ProFound AI for DBT is a high-performance, deep-learning
workflow solution trained to detect malignant soft-tissue densities and
calcifications. It became the first 3D tomosynthesis software using artificial
intelligence (AI) to be FDA cleared in December 2018. Built with the latest in deep-learning
technology, ProFound AI for DBT rapidly analyzes each tomosynthesis image,
detecting malignant soft tissue densities. Certainty of Finding and Case Scores are relative scores
computed by the ProFound AI algorithm and represent its confidence that a
detection or case is malignant. The Certainty of Finding scores help
radiologists by aiding in clinical decision making. Case Scores, which are
assigned to each case by the algorithm, help clinicians to gain a sense of case
complexity, which may be useful for prioritizing the reading worklist. In a reader study published in Radiology: Artificial
Intelligence
,
ProFound AI for DBT Version 2.0 was clinically proven to reduce reading time for
radiologists by 52.7 percent, improve radiologists’ sensitivity by 8 percent,
and reduce the rate of false positives and unnecessary patient recalls by 7.2
percent.[1]

 

The latest version of ProFound AI for
DBT, version 3.0, was recently cleared by the FDA in March 2021. Compared to
previous versions of the software, the ProFound AI 3.0 algorithm offers up to an
additional 10 percent improvement in specificity performance and up to an
additional 1 percent improvement in sensitivity over its previous deep-learning
AI software generation (ProFound AI Version 2.1).[2] ProFound AI version 3.0 also offers up to 40 percent faster
processing on the new PowerLook platform.2
ProFound AI version
3.0 was developed using over five million images from 30,000 cases, including
almost 8,000 biopsy-proven cancers, and validated on approximately one million
images from 3,500 cases that included 1,200 biopsy-proven cancers.

 

iCAD’s Breast Health Solutions suite also includes software to evaluate breast density, ProFound AI
for 2D Mammography, and ProFound AI Risk, the world’s first and only clinical
decision support tool that provides an accurate two-year breast cancer risk
estimation that is truly personalized for each woman, based only on a screening
mammogram.[3]

 


[1] Conant, E et al. (2019).

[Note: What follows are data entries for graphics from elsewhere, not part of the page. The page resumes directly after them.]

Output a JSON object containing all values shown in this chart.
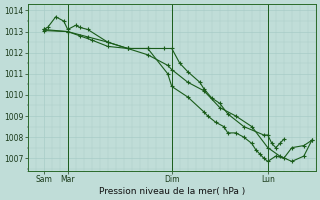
{
  "background_color": "#c0ddd8",
  "grid_color": "#a8ccc8",
  "line_color": "#1a5c1a",
  "xlabel": "Pression niveau de la mer( hPa )",
  "ylim": [
    1006.4,
    1014.3
  ],
  "yticks": [
    1007,
    1008,
    1009,
    1010,
    1011,
    1012,
    1013,
    1014
  ],
  "xlim": [
    0,
    144
  ],
  "xtick_positions": [
    8,
    20,
    72,
    120
  ],
  "xtick_labels": [
    "Sam",
    "Mar",
    "Dim",
    "Lun"
  ],
  "vline_positions": [
    20,
    72,
    120
  ],
  "series1_x": [
    8,
    10,
    14,
    18,
    20,
    24,
    26,
    30,
    40,
    50,
    60,
    68,
    72,
    76,
    80,
    86,
    88,
    92,
    96,
    100,
    108,
    118,
    120,
    122,
    124,
    126,
    128
  ],
  "series1_y": [
    1013.1,
    1013.2,
    1013.7,
    1013.5,
    1013.1,
    1013.3,
    1013.2,
    1013.1,
    1012.5,
    1012.2,
    1012.2,
    1012.2,
    1012.2,
    1011.5,
    1011.1,
    1010.6,
    1010.3,
    1009.85,
    1009.6,
    1009.1,
    1008.5,
    1008.1,
    1008.1,
    1007.7,
    1007.5,
    1007.7,
    1007.9
  ],
  "series2_x": [
    8,
    20,
    26,
    32,
    40,
    50,
    60,
    70,
    72,
    80,
    88,
    96,
    104,
    112,
    120,
    126,
    132,
    138,
    142
  ],
  "series2_y": [
    1013.1,
    1013.0,
    1012.8,
    1012.6,
    1012.3,
    1012.2,
    1011.9,
    1011.4,
    1011.2,
    1010.6,
    1010.2,
    1009.4,
    1009.0,
    1008.5,
    1007.5,
    1007.1,
    1006.85,
    1007.1,
    1007.85
  ],
  "series3_x": [
    8,
    20,
    30,
    40,
    50,
    60,
    70,
    72,
    80,
    88,
    90,
    94,
    98,
    100,
    104,
    108,
    112,
    114,
    116,
    118,
    120,
    124,
    128,
    132,
    138,
    142
  ],
  "series3_y": [
    1013.05,
    1013.0,
    1012.75,
    1012.5,
    1012.2,
    1012.2,
    1011.0,
    1010.4,
    1009.9,
    1009.2,
    1009.0,
    1008.7,
    1008.5,
    1008.2,
    1008.2,
    1008.0,
    1007.7,
    1007.4,
    1007.2,
    1007.0,
    1006.85,
    1007.1,
    1007.0,
    1007.5,
    1007.6,
    1007.85
  ]
}
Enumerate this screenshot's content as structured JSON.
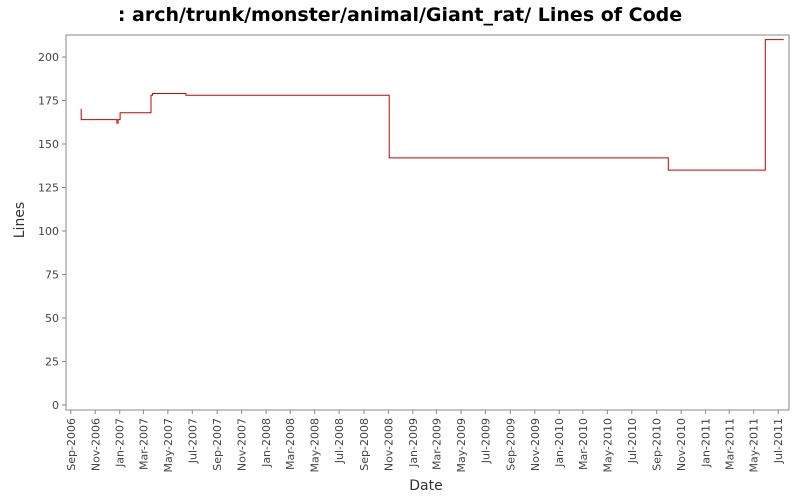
{
  "chart_data": {
    "type": "line",
    "title": ": arch/trunk/monster/animal/Giant_rat/ Lines of Code",
    "xlabel": "Date",
    "ylabel": "Lines",
    "x_ticks": [
      "Sep-2006",
      "Nov-2006",
      "Jan-2007",
      "Mar-2007",
      "May-2007",
      "Jul-2007",
      "Sep-2007",
      "Nov-2007",
      "Jan-2008",
      "Mar-2008",
      "May-2008",
      "Jul-2008",
      "Sep-2008",
      "Nov-2008",
      "Jan-2009",
      "Mar-2009",
      "May-2009",
      "Jul-2009",
      "Sep-2009",
      "Nov-2009",
      "Jan-2010",
      "Mar-2010",
      "May-2010",
      "Jul-2010",
      "Sep-2010",
      "Nov-2010",
      "Jan-2011",
      "Mar-2011",
      "May-2011",
      "Jul-2011"
    ],
    "y_ticks": [
      "0",
      "25",
      "50",
      "75",
      "100",
      "125",
      "150",
      "175",
      "200"
    ],
    "ylim": [
      0,
      215
    ],
    "xlim": [
      "2006-08-20",
      "2011-07-28"
    ],
    "grid": false,
    "legend": "none",
    "line_color": "#cc0000",
    "series": [
      {
        "values": [
          {
            "x": "2006-09-26",
            "y": 170
          },
          {
            "x": "2006-09-27",
            "y": 164
          },
          {
            "x": "2006-12-25",
            "y": 162
          },
          {
            "x": "2006-12-28",
            "y": 164
          },
          {
            "x": "2007-01-02",
            "y": 168
          },
          {
            "x": "2007-03-20",
            "y": 178
          },
          {
            "x": "2007-03-24",
            "y": 179
          },
          {
            "x": "2007-06-15",
            "y": 178
          },
          {
            "x": "2008-11-03",
            "y": 142
          },
          {
            "x": "2010-09-30",
            "y": 135
          },
          {
            "x": "2011-05-30",
            "y": 210
          },
          {
            "x": "2011-07-15",
            "y": 210
          }
        ]
      }
    ]
  }
}
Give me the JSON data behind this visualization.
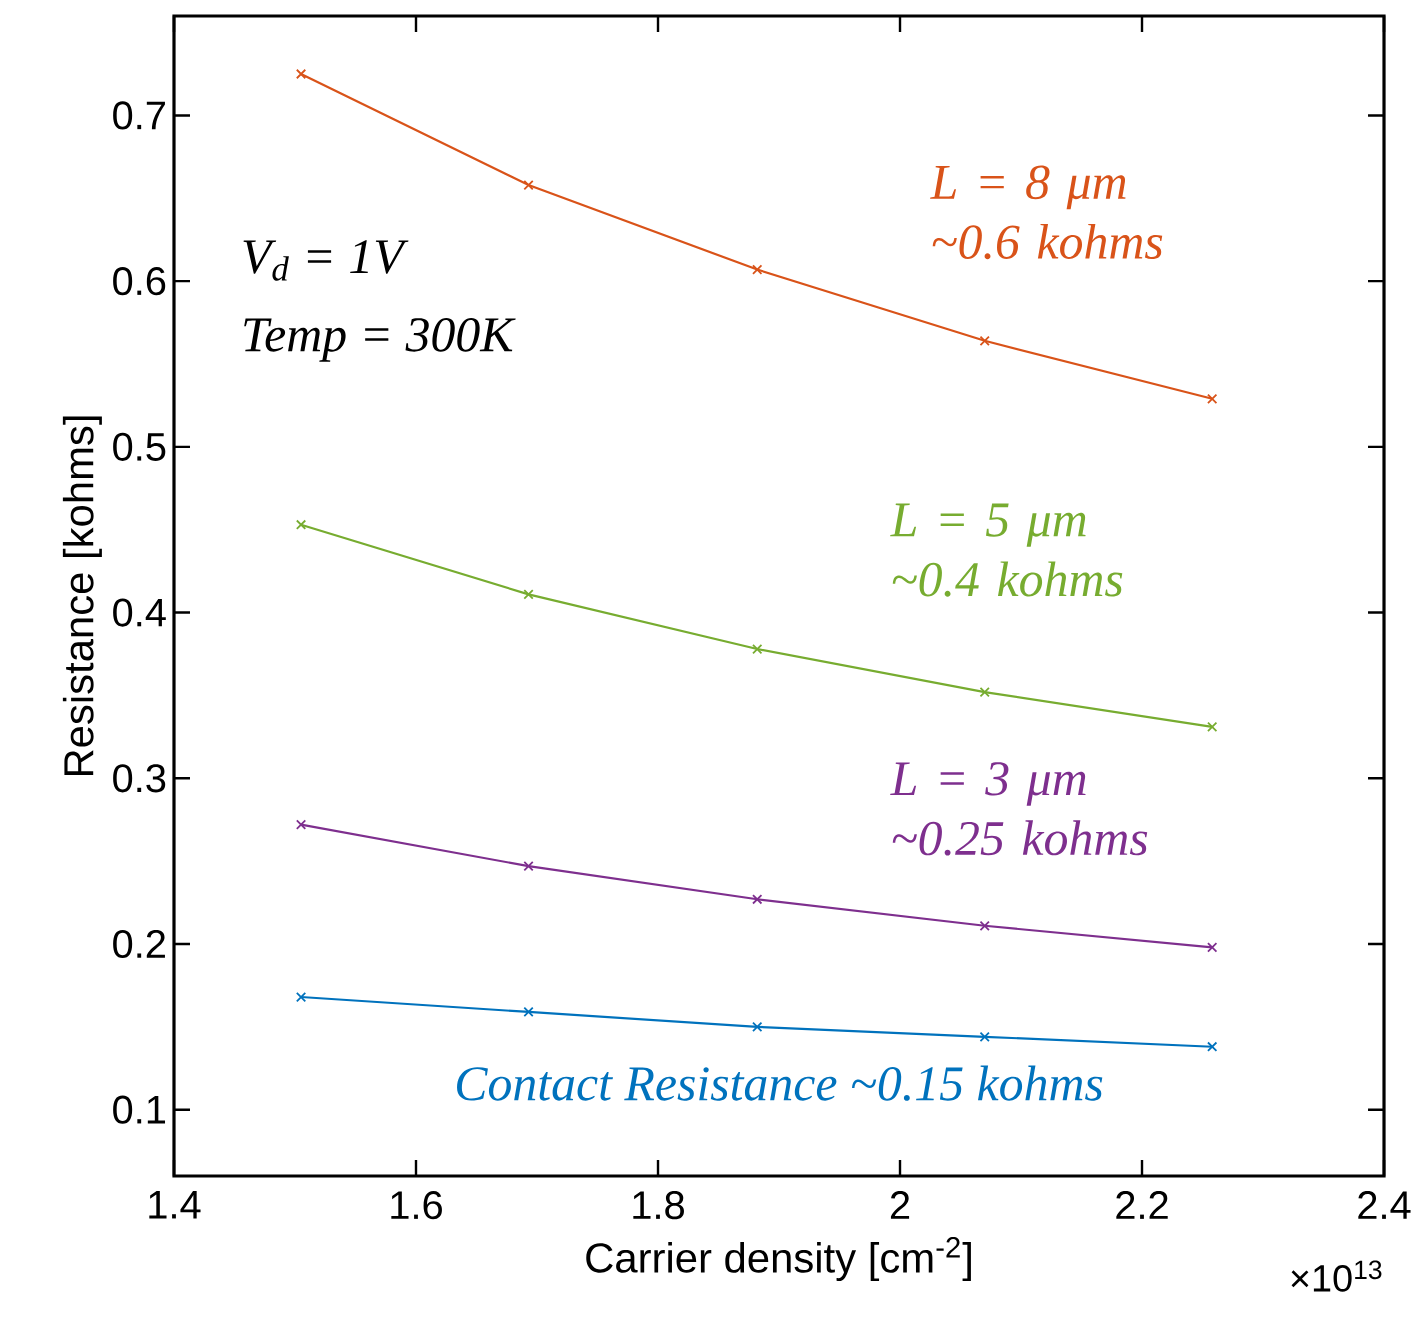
{
  "chart_data": {
    "type": "line",
    "xlabel": "Carrier density [cm$^{-2}$]",
    "ylabel": "Resistance [kohms]",
    "x": [
      1.505,
      1.693,
      1.882,
      2.07,
      2.258
    ],
    "series": [
      {
        "name": "L = 8 μm ~0.6 kohms",
        "color": "#d95319",
        "values": [
          0.725,
          0.658,
          0.607,
          0.564,
          0.529
        ]
      },
      {
        "name": "L = 5 μm ~0.4 kohms",
        "color": "#77ac30",
        "values": [
          0.453,
          0.411,
          0.378,
          0.352,
          0.331
        ]
      },
      {
        "name": "L = 3 μm ~0.25 kohms",
        "color": "#7e2f8e",
        "values": [
          0.272,
          0.247,
          0.227,
          0.211,
          0.198
        ]
      },
      {
        "name": "Contact Resistance ~0.15 kohms",
        "color": "#0072bd",
        "values": [
          0.168,
          0.159,
          0.15,
          0.144,
          0.138
        ]
      }
    ],
    "xlim": [
      1.4,
      2.4
    ],
    "ylim": [
      0.06,
      0.76
    ],
    "xticks": [
      1.4,
      1.6,
      1.8,
      2,
      2.2,
      2.4
    ],
    "yticks": [
      0.1,
      0.2,
      0.3,
      0.4,
      0.5,
      0.6,
      0.7
    ],
    "annotations": [
      "V$_{d}$ = 1V",
      "Temp = 300K",
      "×10$^{13}$"
    ],
    "marker": "cross",
    "line_style": "solid"
  }
}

Improving
Accuracy and Efficiency with Concurrent Use of Artificial Intelligence for
Digital Breast Tomosynthesis. Radiology: Artificial Intelligence. 1 (4).
Accessed via https://pubs.rsna.org/doi/10.1148/ryai.2019180096

[2] iCAD data on file. Standalone
performance varies by vendor. FDA Cleared.

[3] Eriksson M, Czene K, Strand F, et al.
Identification of Women at High Risk of Breast Cancer Who Need Supplemental
Screening. [published online ahead of print September 8, 2020]. Radiology.